Darkness Visible - The Shadow in the Collective Unconscious

In last month's article I used the 14th century story-poem, Sir Gawain and the Green Knight in my discussion. My continued reflections on the theme of death and renewal have led me back to the course I teach in British literature. As I teach different time periods, I have my students become familiar with the historical background of the period. To understand literature fully, one must see it in the context of the culture from which it comes. But at all times the best literature teaches us about our humanity. However, different time periods and movements approach our humanness from different perspectives.
Some of my students have just finished studying Alexander Pope's poem called "Essay on Man." Pope wrote during a period of the revival of classicism called the Age of Reason. During that time, the predominant theory was that all things could be worked out in the cold light of reason. Pope's essay in poetry form tries to analyze and describe mankind as he fits into the universe. He deals from an outer perspective comparing mankind to greater creatures, the divine, and lesser ones such as beasts. His poem is full of paradoxes.
Jung also dealt with the paradoxes of mankind but in a very different way. In his book, Mysterium Coniunctionis, which is a continuation of his work on the topic of medieval alchemy as a symbol of the individuation process, he talks of the symbolic meaning of salt as a catalyst in the process of one coming to know oneself and become more integrated. In his discussion he applauds Freud for calling attention to the "almost universal unconscious" when as he put it, "the danger of nationwide psychic epidemics...threatened Europe" around the time of WWII. He goes on to say:
What he [Freud] did not see was that the confrontation with the shadow is not just a harmless affair that can be settled by "reason." The shadow is the primitive who is still alive and active in civilized man, and our civilized reason means nothing to him. (Jung 253)

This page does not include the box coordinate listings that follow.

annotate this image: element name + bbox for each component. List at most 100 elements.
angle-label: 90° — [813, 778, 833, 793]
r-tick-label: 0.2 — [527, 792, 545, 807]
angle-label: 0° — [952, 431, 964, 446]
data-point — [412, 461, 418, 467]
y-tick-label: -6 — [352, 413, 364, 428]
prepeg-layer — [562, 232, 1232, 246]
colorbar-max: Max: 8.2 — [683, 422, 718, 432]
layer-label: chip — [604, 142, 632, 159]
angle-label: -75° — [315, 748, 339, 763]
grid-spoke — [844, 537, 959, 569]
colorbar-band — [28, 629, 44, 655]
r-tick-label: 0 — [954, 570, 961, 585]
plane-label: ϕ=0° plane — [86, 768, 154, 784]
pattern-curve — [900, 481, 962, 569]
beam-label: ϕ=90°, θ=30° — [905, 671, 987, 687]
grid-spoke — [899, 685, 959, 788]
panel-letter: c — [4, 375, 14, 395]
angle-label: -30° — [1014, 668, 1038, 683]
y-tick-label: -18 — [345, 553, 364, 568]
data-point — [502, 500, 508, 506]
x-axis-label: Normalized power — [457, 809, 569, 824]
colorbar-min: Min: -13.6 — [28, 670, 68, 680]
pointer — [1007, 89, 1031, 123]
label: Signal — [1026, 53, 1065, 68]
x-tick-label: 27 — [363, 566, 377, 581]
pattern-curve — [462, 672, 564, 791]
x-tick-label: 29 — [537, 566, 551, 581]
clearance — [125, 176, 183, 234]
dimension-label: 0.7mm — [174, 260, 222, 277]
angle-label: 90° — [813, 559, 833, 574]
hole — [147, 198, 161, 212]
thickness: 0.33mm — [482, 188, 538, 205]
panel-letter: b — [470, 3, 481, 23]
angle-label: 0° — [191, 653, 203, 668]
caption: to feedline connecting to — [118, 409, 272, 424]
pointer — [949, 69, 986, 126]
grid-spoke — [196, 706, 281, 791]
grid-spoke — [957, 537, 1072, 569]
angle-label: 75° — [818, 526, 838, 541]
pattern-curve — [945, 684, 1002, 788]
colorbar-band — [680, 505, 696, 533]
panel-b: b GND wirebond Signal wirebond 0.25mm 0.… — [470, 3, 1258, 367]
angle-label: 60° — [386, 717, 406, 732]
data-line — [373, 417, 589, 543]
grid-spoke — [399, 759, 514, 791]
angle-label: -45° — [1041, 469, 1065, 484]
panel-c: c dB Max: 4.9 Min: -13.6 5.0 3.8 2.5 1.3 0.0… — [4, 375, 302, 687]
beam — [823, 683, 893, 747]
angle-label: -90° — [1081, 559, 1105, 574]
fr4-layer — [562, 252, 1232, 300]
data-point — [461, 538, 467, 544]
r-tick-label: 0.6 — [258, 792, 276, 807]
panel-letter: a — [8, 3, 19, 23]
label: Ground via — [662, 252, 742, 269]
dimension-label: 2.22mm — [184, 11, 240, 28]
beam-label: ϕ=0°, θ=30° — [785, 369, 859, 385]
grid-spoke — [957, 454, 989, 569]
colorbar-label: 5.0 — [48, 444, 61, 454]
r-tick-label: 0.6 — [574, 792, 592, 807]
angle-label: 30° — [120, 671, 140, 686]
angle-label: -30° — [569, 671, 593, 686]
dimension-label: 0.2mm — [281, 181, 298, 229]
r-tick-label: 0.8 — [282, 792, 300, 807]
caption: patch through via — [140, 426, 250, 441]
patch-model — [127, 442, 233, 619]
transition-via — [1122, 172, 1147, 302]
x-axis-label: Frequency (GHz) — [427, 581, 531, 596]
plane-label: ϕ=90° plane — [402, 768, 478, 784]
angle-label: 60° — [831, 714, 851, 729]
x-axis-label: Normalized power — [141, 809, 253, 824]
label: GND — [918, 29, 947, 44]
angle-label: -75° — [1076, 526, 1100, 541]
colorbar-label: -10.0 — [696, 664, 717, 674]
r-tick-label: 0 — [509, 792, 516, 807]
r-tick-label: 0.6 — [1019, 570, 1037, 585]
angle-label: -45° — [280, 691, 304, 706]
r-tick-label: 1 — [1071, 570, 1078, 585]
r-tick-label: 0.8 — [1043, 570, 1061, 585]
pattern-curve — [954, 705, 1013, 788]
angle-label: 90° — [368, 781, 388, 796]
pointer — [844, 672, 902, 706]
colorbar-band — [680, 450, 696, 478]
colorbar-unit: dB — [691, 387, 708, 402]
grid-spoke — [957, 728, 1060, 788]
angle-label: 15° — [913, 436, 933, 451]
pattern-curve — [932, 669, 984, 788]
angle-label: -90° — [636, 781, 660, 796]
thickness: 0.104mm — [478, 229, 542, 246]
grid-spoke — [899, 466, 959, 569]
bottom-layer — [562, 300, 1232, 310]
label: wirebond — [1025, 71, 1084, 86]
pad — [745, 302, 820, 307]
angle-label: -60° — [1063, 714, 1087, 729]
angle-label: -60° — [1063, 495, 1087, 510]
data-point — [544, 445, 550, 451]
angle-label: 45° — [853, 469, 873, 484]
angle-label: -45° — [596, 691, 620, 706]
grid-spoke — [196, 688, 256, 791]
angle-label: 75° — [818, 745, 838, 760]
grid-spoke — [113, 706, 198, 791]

While Alexander Pope's lines full of paradoxes may have hinted at the shadow of mankind, they were descriptive of the predicament, but like Freud, approaching the problem of the shadow from a rational perspective, he did not give us any clues on dealing with it. Jung says that Freud underestimated the power of the shadow. In this context he was speaking of the shadow of the collective unconscious, particularly as it operates in mass-mindedness, such as the Nazi movement prior to WWII.